The proposed path forward is notably modest: cooperation on safety protocols, shared approaches to testing and evaluation, and mechanisms to verify claims about AI capabilities. These measures do not require trust in intentions or the surrender of strategic advantage. They require only recognition of shared risk. Intelligence that learns without borders cannot be governed within them. Treating AGI purely as a zero-sum race risks leaving all actors improvising in the dark, reacting rather than governing.

Equally important—and often overlooked—is the human condition in which this transition is unfolding. Long before AGI arrives, societies are already struggling to govern the information environment shaped by today’s digital systems. The new global information revolution has produced a world of relentless visual consumption. Across continents, children, youth, and adults have become voracious consumers of symbolic goods—images, short videos, algorithmically curated narratives—streaming endlessly through small and large screens. Addiction is not incidental; it is structural.

Behind these screens operate hidden persuaders: content producers, platform designers, and advertising systems that shape attention, desire, and behavior with remarkable precision.
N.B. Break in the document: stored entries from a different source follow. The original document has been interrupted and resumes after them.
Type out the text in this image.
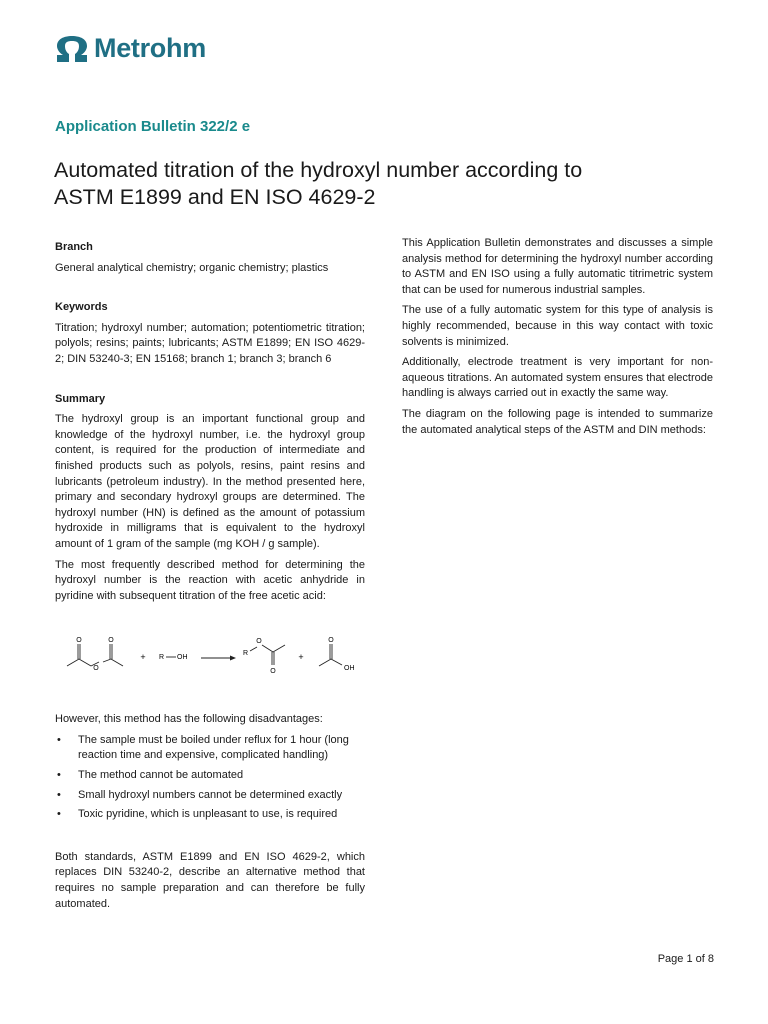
Metrohm
Application Bulletin 322/2 e
Automated titration of the hydroxyl number according to
ASTM E1899 and EN ISO 4629-2
Branch

General analytical chemistry; organic chemistry; plastics

Keywords

Titration; hydroxyl number; automation; potentiometric titration; polyols; resins; paints; lubricants; ASTM E1899; EN ISO 4629-2; DIN 53240-3; EN 15168; branch 1; branch 3; branch 6

Summary

The hydroxyl group is an important functional group and knowledge of the hydroxyl number, i.e. the hydroxyl group content, is required for the production of intermediate and finished products such as polyols, resins, paint resins and lubricants (petroleum industry). In the method presented here, primary and secondary hydroxyl groups are determined. The hydroxyl number (HN) is defined as the amount of potassium hydroxide in milligrams that is equivalent to the hydroxyl amount of 1 gram of the sample (mg KOH / g sample).

The most frequently described method for determining the hydroxyl number is the reaction with acetic anhydride in pyridine with subsequent titration of the free acetic acid:

O	O
O
+ R OH
R
O
O
+
O
OH

However, this method has the following disadvantages:

• The sample must be boiled under reflux for 1 hour (long reaction time and expensive, complicated handling)
• The method cannot be automated
• Small hydroxyl numbers cannot be determined exactly
• Toxic pyridine, which is unpleasant to use, is required

Both standards, ASTM E1899 and EN ISO 4629-2, which replaces DIN 53240-2, describe an alternative method that requires no sample preparation and can therefore be fully automated.

This Application Bulletin demonstrates and discusses a simple analysis method for determining the hydroxyl number according to ASTM and EN ISO using a fully automatic titrimetric system that can be used for numerous industrial samples.

The use of a fully automatic system for this type of analysis is highly recommended, because in this way contact with toxic solvents is minimized.

Additionally, electrode treatment is very important for non-aqueous titrations. An automated system ensures that electrode handling is always carried out in exactly the same way.

The diagram on the following page is intended to summarize the automated analytical steps of the ASTM and DIN methods:

Page 1 of 8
Many consumers lack the capacity to distinguish the nourishing from the corrosive. This is not a personal failure, but a cultural one. Large segments of society have not been equipped—through reading, critical education, or reflective habits—to pick and choose. Influence arrives faster than judgment.

This vulnerability matters profoundly for the governance of AGI. A society already overwhelmed by algorithmic persuasion is poorly prepared to oversee systems far more powerful than those shaping attention today. If humans struggle to govern the symbolic environment of social media, how will they govern entities capable of autonomous reasoning, strategic planning, and self-modification? The transition from ANI to AGI is not only a technical challenge; it is a cognitive and cultural one.
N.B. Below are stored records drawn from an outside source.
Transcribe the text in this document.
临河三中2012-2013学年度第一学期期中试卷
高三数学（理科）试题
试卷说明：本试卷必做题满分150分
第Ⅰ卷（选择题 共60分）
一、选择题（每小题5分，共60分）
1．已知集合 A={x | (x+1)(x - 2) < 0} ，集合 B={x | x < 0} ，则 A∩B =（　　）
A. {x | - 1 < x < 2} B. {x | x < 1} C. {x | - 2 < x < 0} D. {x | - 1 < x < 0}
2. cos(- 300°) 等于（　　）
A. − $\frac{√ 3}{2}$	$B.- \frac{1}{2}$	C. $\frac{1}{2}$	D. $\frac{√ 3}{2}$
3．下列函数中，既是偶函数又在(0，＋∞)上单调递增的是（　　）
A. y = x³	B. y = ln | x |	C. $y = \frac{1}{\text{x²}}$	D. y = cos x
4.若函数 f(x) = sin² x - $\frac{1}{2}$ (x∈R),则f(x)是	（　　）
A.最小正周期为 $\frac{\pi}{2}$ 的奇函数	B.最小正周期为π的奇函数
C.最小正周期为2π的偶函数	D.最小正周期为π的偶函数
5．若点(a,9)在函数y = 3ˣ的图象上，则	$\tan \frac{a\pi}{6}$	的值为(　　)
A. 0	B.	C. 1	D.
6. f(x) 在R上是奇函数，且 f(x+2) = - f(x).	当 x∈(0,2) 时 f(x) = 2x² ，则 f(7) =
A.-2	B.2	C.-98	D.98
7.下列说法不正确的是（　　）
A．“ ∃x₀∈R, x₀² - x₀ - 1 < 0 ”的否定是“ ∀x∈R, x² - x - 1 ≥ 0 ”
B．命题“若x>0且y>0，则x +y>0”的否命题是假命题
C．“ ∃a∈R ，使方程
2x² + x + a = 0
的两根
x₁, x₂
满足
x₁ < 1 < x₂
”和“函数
Here, the book’s emphasis on managing transitions rather than endpoints becomes decisive. Just as adolescents require guidance before independence, societies require intellectual resilience before delegating authority to intelligent systems. Without a population capable of critical judgment, global governance risks becoming formal but hollow—rules written faster than they can be understood, norms agreed upon by elites but disconnected from public awareness.
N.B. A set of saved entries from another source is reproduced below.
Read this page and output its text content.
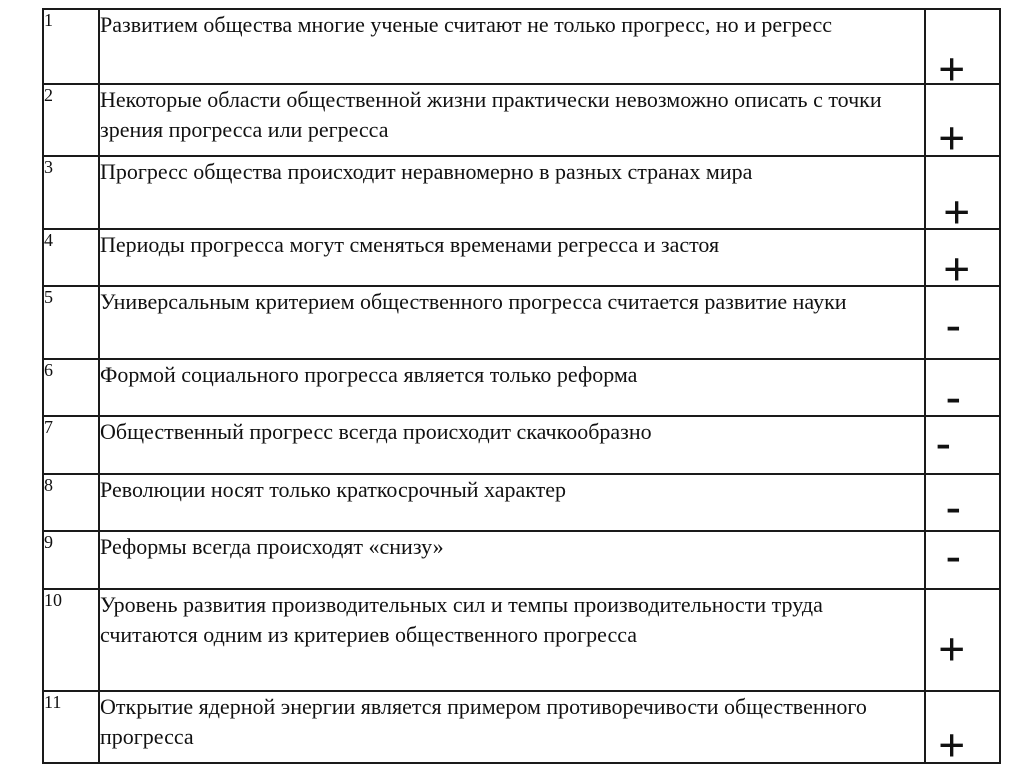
1	Развитием общества многие ученые считают не только прогресс, но и регресс	+

2	Некоторые области общественной жизни практически невозможно описать с точки зрения прогресса или регресса	+

3	Прогресс общества происходит неравномерно в разных странах мира	+

4	Периоды прогресса могут сменяться временами регресса и застоя	+

5	Универсальным критерием общественного прогресса считается развитие науки	-

6	Формой социального прогресса является только реформа	-

7	Общественный прогресс всегда происходит скачкообразно	-

8	Революции носят только краткосрочный характер	-

9	Реформы всегда происходят «снизу»	-

10	Уровень развития производительных сил и темпы производительности труда считаются одним из критериев общественного прогресса	+

11	Открытие ядерной энергии является примером противоречивости общественного прогресса	+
The book’s global orientation strengthens its argument. Drawing on The Millennium Project’s international assessment—an institution long associated with Jerome C. Glenn’s pioneering work in futures research and global foresight—it integrates perspectives from futurists, diplomats, scientists, philosophers, and legal scholars across nearly fifty countries. Glenn’s decades-long contribution to anticipatory governance and participatory futures thinking is evident in the book’s methodical, inclusive approach to managing emerging global risks.

The book avoids the comfort of guarantees. It does not promise control over superintelligence, nor does it suggest that governance will be easy. Instead, it argues that responsibility lies precisely in acting before certainty arrives. The transition from ANI to AGI is not merely a technical phase; it is a moral interval. Decisions made now—about licensing, safety standards, and international coordination—will echo long after human oversight weakens.

In the end, this book is less about machines than about human maturity. It asks whether humanity, confronted with an intelligence of its own making, can respond with foresight rather than arrogance, cooperation rather than reflexive rivalry. Governing the transition to AGI is not an act of fear. It is an act of care.

At the edge of a greater mind, the question is not whether humanity can remain dominant. It is whether it can remain responsible.